ADR-005: Three-Layer Testing Strategy

Status: Accepted Date: 2026-01-10 Deciders: gepa-adk maintainers

Context

gepa-adk has multiple testing concerns:

  1. Protocol compliance: Do adapters correctly implement port interfaces?
  2. Business logic: Does the evolution engine work correctly in isolation?
  3. End-to-end: Does evolution actually improve agents with real ADK/LLM calls?
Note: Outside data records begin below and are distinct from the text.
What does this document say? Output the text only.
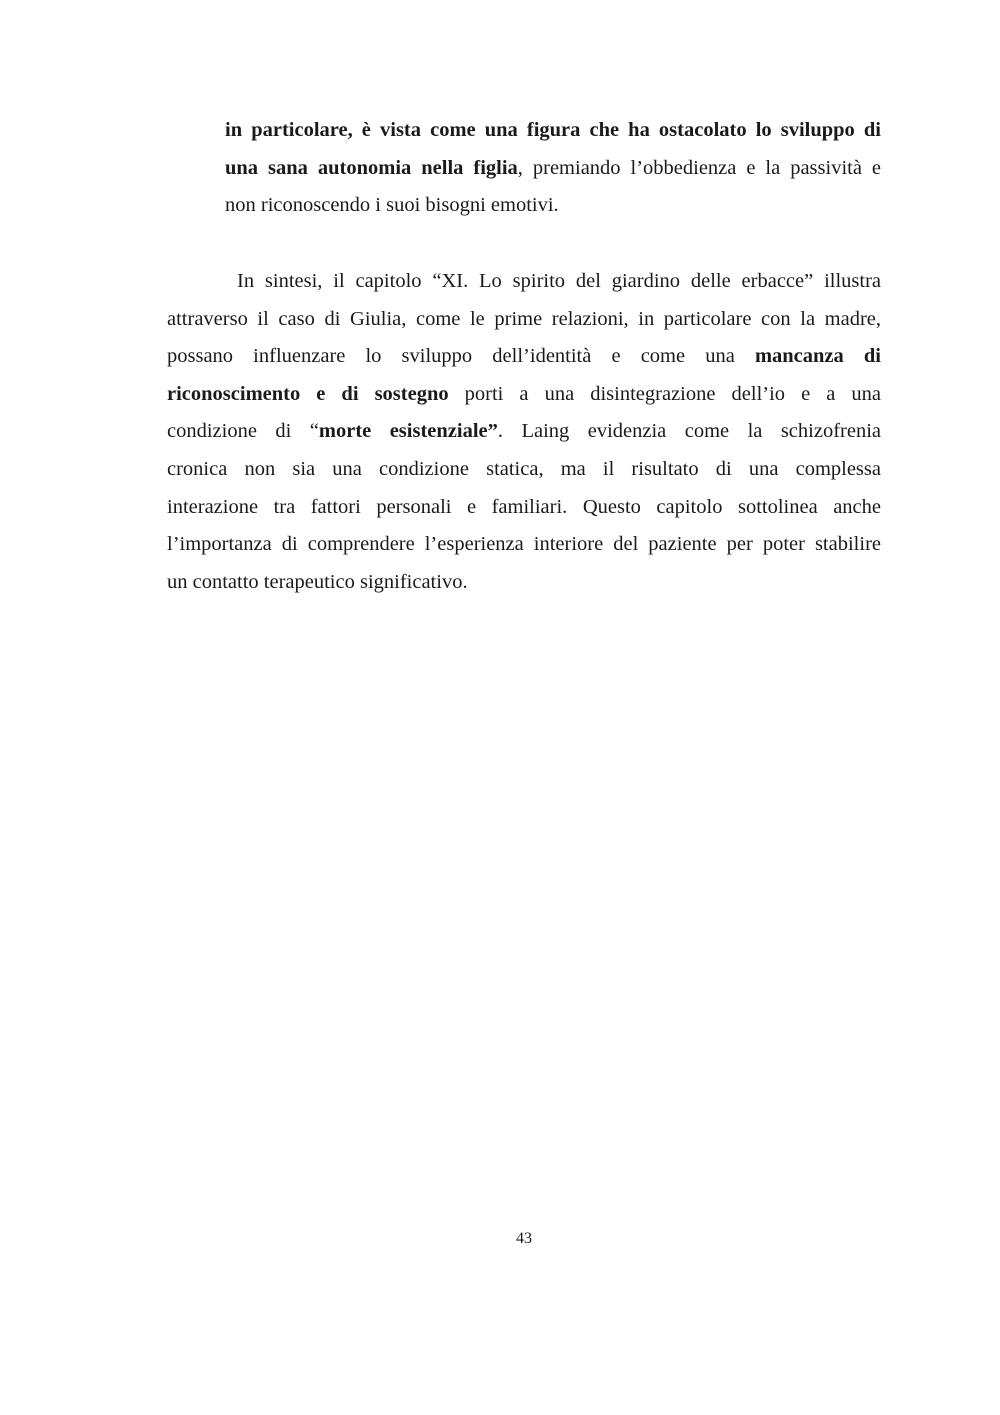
in particolare, è vista come una figura che ha ostacolato lo sviluppo di
una sana autonomia nella figlia, premiando l’obbedienza e la passività e
non riconoscendo i suoi bisogni emotivi.
In sintesi, il capitolo “XI. Lo spirito del giardino delle erbacce” illustra
attraverso il caso di Giulia, come le prime relazioni, in particolare con la madre,
possano influenzare lo sviluppo dell’identità e come una mancanza di
riconoscimento e di sostegno porti a una disintegrazione dell’io e a una
condizione di “morte esistenziale”. Laing evidenzia come la schizofrenia
cronica non sia una condizione statica, ma il risultato di una complessa
interazione tra fattori personali e familiari. Questo capitolo sottolinea anche
l’importanza di comprendere l’esperienza interiore del paziente per poter stabilire
un contatto terapeutico significativo.
43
We need a testing strategy that balances: - Fast feedback during development - Confidence that real integrations work - Maintainable test suite

Decision

Adopt a three-layer testing strategy aligned with hexagonal architecture:

┌─────────────────────────────────────────────────────────┐
│ Contract Tests (tests/contracts/)                       │
│ • Verify protocols are correctly defined                │
│ • Ensure adapters implement ports                       │
│ • Mock ADK for speed                                    │
│ • Run on every commit                                   │
└─────────────────────────────────────────────────────────┘
┌─────────────────────────────────────────────────────────┐
│ Integration Tests (tests/integration/)                  │
│ • End-to-end evolution with real ADK agents             │
│ • Real LLM calls (marked @pytest.mark.slow)             │
│ • Verify async concurrency works                        │
│ • Run in CI, skip locally by default                    │
└─────────────────────────────────────────────────────────┘
┌─────────────────────────────────────────────────────────┐
│ Unit Tests (tests/unit/)                                │
│ • Engine logic with mock adapter                        │
│ • State guard, parsing utilities                        │
│ • No I/O, fastest execution                             │
│ • Run on every save (watch mode)                        │
└─────────────────────────────────────────────────────────┘

Test Directory Structure

tests/
├── conftest.py                    # Shared fixtures and test utilities
├── contracts/
│   ├── test_adapter_protocol.py   # AsyncGEPAAdapter compliance
│   ├── test_scorer_protocol.py    # Scorer compliance
│   └── test_agent_provider_protocol.py
├── integration/
│   ├── conftest.py                # Real ADK fixtures
│   ├── test_adk_evolution.py      # End-to-end evolution
│   ├── test_concurrent_evaluation.py
│   └── test_multi_agent.py
└── unit/
    ├── test_engine.py             # AsyncGEPAEngine
    ├── test_proposer.py           # Mutation proposer
    ├── test_state_guard.py        # State key preservation
    └── test_parsing.py            # JSON/YAML utilities

Layer Details

Contract Tests

Verify that adapters implement port protocols correctly:

# tests/contracts/test_adapter_protocol.py
from typing import runtime_checkable
from gepa_adk.ports import AsyncGEPAAdapter
from gepa_adk.adapters import ADKAdapter

def test_adk_adapter_implements_protocol():
    """ADKAdapter must implement AsyncGEPAAdapter protocol."""
    # Note: Actually instantiating requires mocked dependencies
    assert hasattr(ADKAdapter, 'evaluate')
    assert hasattr(ADKAdapter, 'make_reflective_dataset')
    assert hasattr(ADKAdapter, 'propose_new_texts')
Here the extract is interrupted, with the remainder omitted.